The United States has abundant offshore oil and gas resources, particularly in the Gulf of Mexico. In fact, in 2016, oil production from the Gulf accounted for 19 percent of total U.S. crude oil production and six percent of total U.S. natural gas production. Offshore resources are an important part of our nation’s energy portfolio.
However, accessing our offshore resources can be very difficult. The offshore environment is highly complex and extremely challenging. Pursuit of offshore resources is moving to deeper and deeper water at sites located further and further offshore.
To get to our deepwater and ultra-deepwater resources, we have to send drillships miles offshore and positon the drill on the seafloor under two or three miles of water. Once on the seafloor, the drill must penetrate and maintain a stable connection with the drillship on the surface while drilling for miles through rock to the target oil zone. It must avoid geologic hazards such as unexpected high pressure. Further, the umbilical between the seafloor and the drillship is subject to currents, and even onshore, the drilling process depends on maintaining control of the well so as to avoid oil spills, fires, and explosions.

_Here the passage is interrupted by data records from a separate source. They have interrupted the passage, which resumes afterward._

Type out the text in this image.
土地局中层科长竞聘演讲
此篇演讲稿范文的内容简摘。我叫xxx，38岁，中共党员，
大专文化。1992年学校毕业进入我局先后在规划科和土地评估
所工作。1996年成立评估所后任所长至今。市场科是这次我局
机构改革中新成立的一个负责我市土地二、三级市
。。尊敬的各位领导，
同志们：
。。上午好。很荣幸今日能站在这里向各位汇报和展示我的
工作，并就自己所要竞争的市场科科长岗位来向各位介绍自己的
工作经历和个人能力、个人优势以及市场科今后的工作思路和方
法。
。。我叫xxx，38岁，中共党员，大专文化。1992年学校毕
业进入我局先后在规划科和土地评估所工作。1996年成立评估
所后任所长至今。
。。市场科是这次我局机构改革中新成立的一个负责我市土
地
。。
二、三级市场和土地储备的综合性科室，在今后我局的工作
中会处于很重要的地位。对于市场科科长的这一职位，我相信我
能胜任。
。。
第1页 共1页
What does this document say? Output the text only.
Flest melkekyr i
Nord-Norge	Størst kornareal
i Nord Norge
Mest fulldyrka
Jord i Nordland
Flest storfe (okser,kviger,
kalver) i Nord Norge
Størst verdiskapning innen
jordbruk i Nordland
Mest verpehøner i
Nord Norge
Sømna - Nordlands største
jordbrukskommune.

The Department of Energy’s (DOE) Office of Fossil Energy (FE) supports research to make offshore drilling and production easier and safer, with a focus on “spill prevention” rather than “spill response” or “spill cleanup.”
DOE has conducted research ranging from the topside to the seafloor to prevent potential offshore incidents. We are improving the ability to predict geologic hazards and are collecting data in real-time while drilling, in order to better monitor the location of the drill bit. This research continues to be a key factor in reducing risks so we can safely and reliably develop our offshore oil and gas resources.